As tech companies battle it out to bring new, innovative products to market that will have mass appeal and generate healthy income streams, some go to great lengths to test concepts before they are rolled out.
Case in point: Google and its “drunk test.”
The idea of the drunk test was pitched by a now former employee who realized Google’s tech-savvy, engineer-heavy staff might not always be able to separate themselves from their own “nerdy” biases when testing new product concepts, according to Business Insider.
Examples of products employees thought would have wide appeal include Google Plus and Google Wave. While these products did rate well with highly technical individuals, both didn’t necessarily have the mass appeal Google had hoped for. As a result, both, more or less, flopped.
To combat the in-house innate bias in hopes of creating products with more widespread appeal, the former employee encouraged his designers to knock back a few beers while trying out new products, he told Business Insider.
The move, he said, enabled designers to more readily set aside their own assumptions about the complexity of products and view them as average users might.
The problem another former employee, Lars Rasmussen, explained to Business Insider was that sometimes it’s easy to forget products are being built for the masses and not everyone on the planet works and processes information like a Googler, nor do many want to.
“You were building tools for yourself,” Rasmussen explained.
Aside from in-house bug testing, Google also frequently reaches out to its users for product-testing studies and also to test the user friendliness of existing products.
The company actively advertises the need for participants on its “Google User Experience Research Studies” page.
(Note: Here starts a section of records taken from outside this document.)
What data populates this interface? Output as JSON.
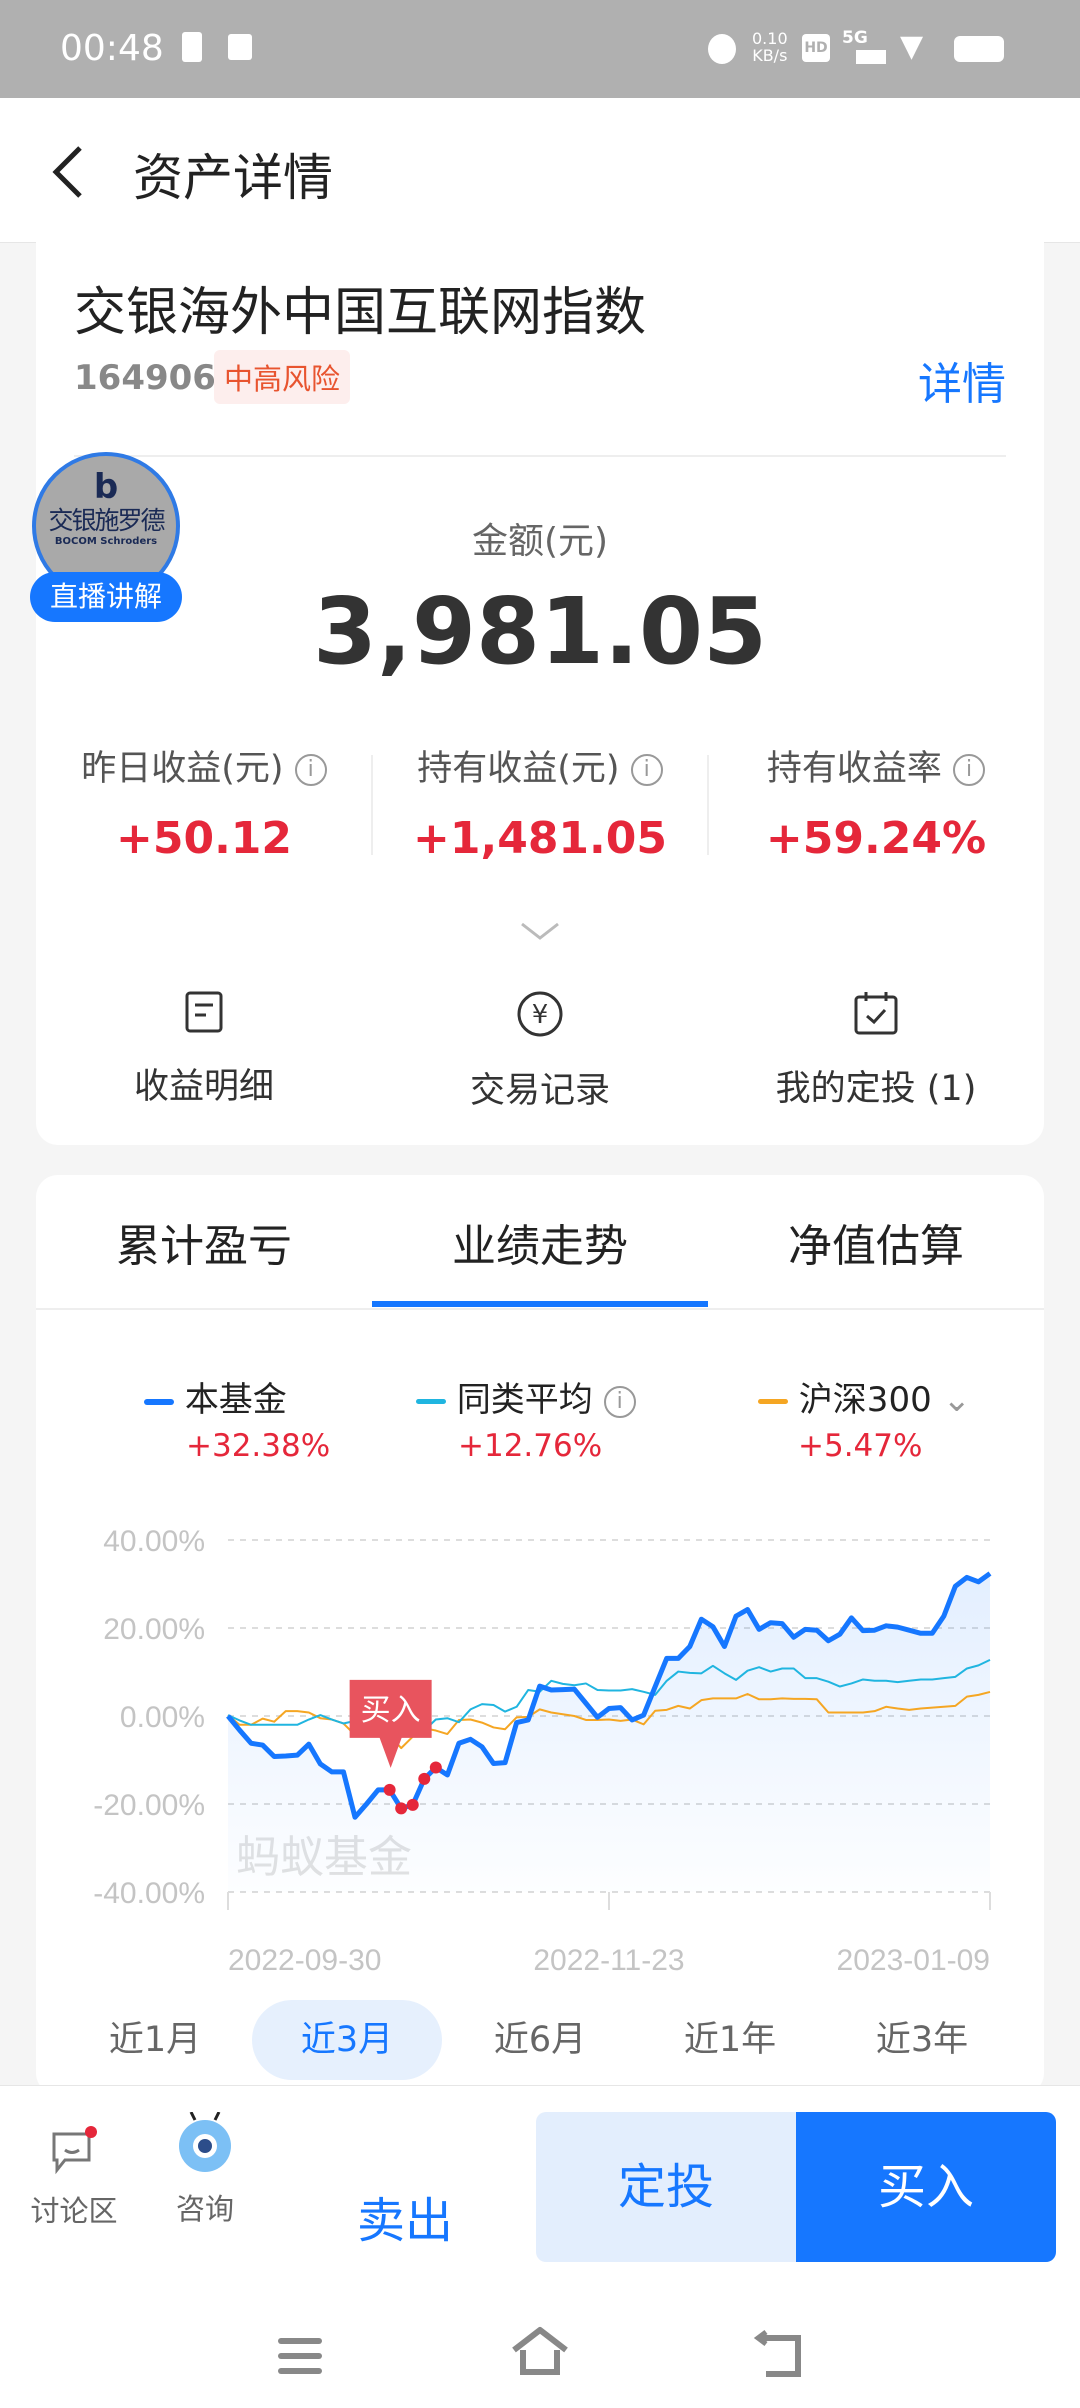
{
  "status_bar": {
    "time": "00:48",
    "net_speed": "0.10",
    "net_unit": "KB/s",
    "hd": "HD",
    "network": "5G"
  },
  "header": {
    "title": "资产详情"
  },
  "fund": {
    "name": "交银海外中国互联网指数",
    "code": "164906",
    "risk": "中高风险",
    "detail_link": "详情",
    "live_badge": "直播讲解",
    "logo_text": "交银施罗德",
    "logo_sub": "BOCOM Schroders",
    "amount_label": "金额(元)",
    "amount": "3,981.05",
    "stats": [
      {
        "label": "昨日收益(元)",
        "value": "+50.12"
      },
      {
        "label": "持有收益(元)",
        "value": "+1,481.05"
      },
      {
        "label": "持有收益率",
        "value": "+59.24%"
      }
    ],
    "actions": [
      {
        "label": "收益明细",
        "icon": "document-icon"
      },
      {
        "label": "交易记录",
        "icon": "yen-circle-icon"
      },
      {
        "label": "我的定投 (1)",
        "icon": "calendar-check-icon"
      }
    ]
  },
  "tabs": [
    {
      "label": "累计盈亏"
    },
    {
      "label": "业绩走势",
      "active": true
    },
    {
      "label": "净值估算"
    }
  ],
  "chart_data": {
    "type": "line",
    "legend": [
      {
        "name": "本基金",
        "value": "+32.38%",
        "color": "#1677ff"
      },
      {
        "name": "同类平均",
        "value": "+12.76%",
        "color": "#20b5e0"
      },
      {
        "name": "沪深300",
        "value": "+5.47%",
        "color": "#f5a623"
      }
    ],
    "y_ticks": [
      "40.00%",
      "20.00%",
      "0.00%",
      "-20.00%",
      "-40.00%"
    ],
    "ylim": [
      -40,
      40
    ],
    "x_ticks": [
      "2022-09-30",
      "2022-11-23",
      "2023-01-09"
    ],
    "watermark": "蚂蚁基金",
    "buy_marker_label": "买入",
    "buy_point_indices": [
      14,
      15,
      16,
      17,
      18
    ],
    "series": [
      {
        "name": "本基金",
        "values": [
          0,
          -3.2,
          -6.2,
          -6.6,
          -9.2,
          -9.1,
          -8.9,
          -6.4,
          -10.9,
          -12.7,
          -12.7,
          -23,
          -20,
          -16.8,
          -16.8,
          -21,
          -20.2,
          -14.3,
          -11.7,
          -13.4,
          -6.2,
          -5.3,
          -7,
          -10.8,
          -10.6,
          -1.5,
          -0.9,
          6.8,
          5.9,
          6,
          6.1,
          2.9,
          -0.3,
          1.7,
          1.9,
          -0.9,
          0.2,
          6.7,
          13.1,
          13.1,
          15.8,
          22,
          20.3,
          15.8,
          22.7,
          24.2,
          19.7,
          21.2,
          21,
          17.9,
          19.7,
          19.5,
          17.1,
          18.6,
          22.3,
          19.4,
          19.5,
          20.5,
          20.2,
          19.5,
          18.8,
          18.8,
          22.7,
          29.5,
          31.5,
          30.5,
          32.38
        ]
      },
      {
        "name": "同类平均",
        "values": [
          0.2,
          -1,
          -2,
          -2,
          -2,
          -2,
          -2,
          -0.8,
          0.2,
          -0.8,
          -1.7,
          -1.1,
          -3.8,
          -2.5,
          -1.8,
          -2,
          -3.2,
          -3.3,
          -0.8,
          -0.5,
          -1.4,
          1.5,
          2.7,
          2.5,
          1,
          2.1,
          5.9,
          5.5,
          8,
          7.3,
          7,
          7.4,
          5.9,
          5.8,
          5.8,
          6.1,
          5.5,
          4.8,
          8,
          10.1,
          9.8,
          9.7,
          11.4,
          9.7,
          8.2,
          10.3,
          11.1,
          10.1,
          10.8,
          10.8,
          8.6,
          8.6,
          7.8,
          6.7,
          7.4,
          8.3,
          8,
          8,
          7.7,
          8,
          8.3,
          8.3,
          8.6,
          8.9,
          10.8,
          11.5,
          12.76
        ]
      },
      {
        "name": "沪深300",
        "values": [
          0.2,
          -2,
          -2,
          -0.6,
          -1.3,
          1.1,
          1.1,
          0.8,
          -0.5,
          -0.8,
          -1.7,
          -4.3,
          -4.1,
          -3.9,
          -4.3,
          -7.3,
          -4.7,
          -2.8,
          -3.3,
          -4.1,
          -0.9,
          -0.8,
          -1.5,
          -2.6,
          -3,
          -0.3,
          -0.2,
          1.5,
          0.8,
          0.4,
          0,
          -0.9,
          -0.9,
          -0.8,
          -1.1,
          -0.8,
          -1.9,
          1.2,
          1.4,
          2.3,
          1.7,
          3.6,
          4,
          4,
          4,
          5,
          3.8,
          3.8,
          4,
          3.9,
          3.9,
          3.8,
          0.8,
          0.8,
          0.8,
          0.8,
          1.1,
          2.1,
          1.7,
          1.4,
          1.7,
          1.9,
          2.1,
          2.3,
          4.4,
          4.8,
          5.47
        ]
      }
    ],
    "grid": true
  },
  "periods": [
    {
      "label": "近1月"
    },
    {
      "label": "近3月",
      "active": true
    },
    {
      "label": "近6月"
    },
    {
      "label": "近1年"
    },
    {
      "label": "近3年"
    }
  ],
  "bottom": {
    "discuss": "讨论区",
    "consult": "咨询",
    "sell": "卖出",
    "sip": "定投",
    "buy": "买入"
  },
  "colors": {
    "primary": "#1677ff",
    "gain": "#e5273a",
    "risk_bg": "#fdeeed",
    "risk_text": "#e8542f"
  }
}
Users who sign up to help test products are asked to provide their feedback on new products, existing products, new features and prototypes. In exchange for trying out products and delivering their honest feedback, users receive a “token” of Google’s appreciation.
Google stresses user feedback is wanted from a wide variety of people, including non-Google product users. Input, the website states, doesn’t have to come from a “tech aficionado” to be valuable. Interested volunteers can sign up on Google’s website at any time to be matched with an appropriate study when one crops up.
While it’s unclear just how extensive Google’s use of the employee-pitched “drunk test” happens to be, it is clear the company is making efforts to ensure products and features have appeal beyond Googlers themselves.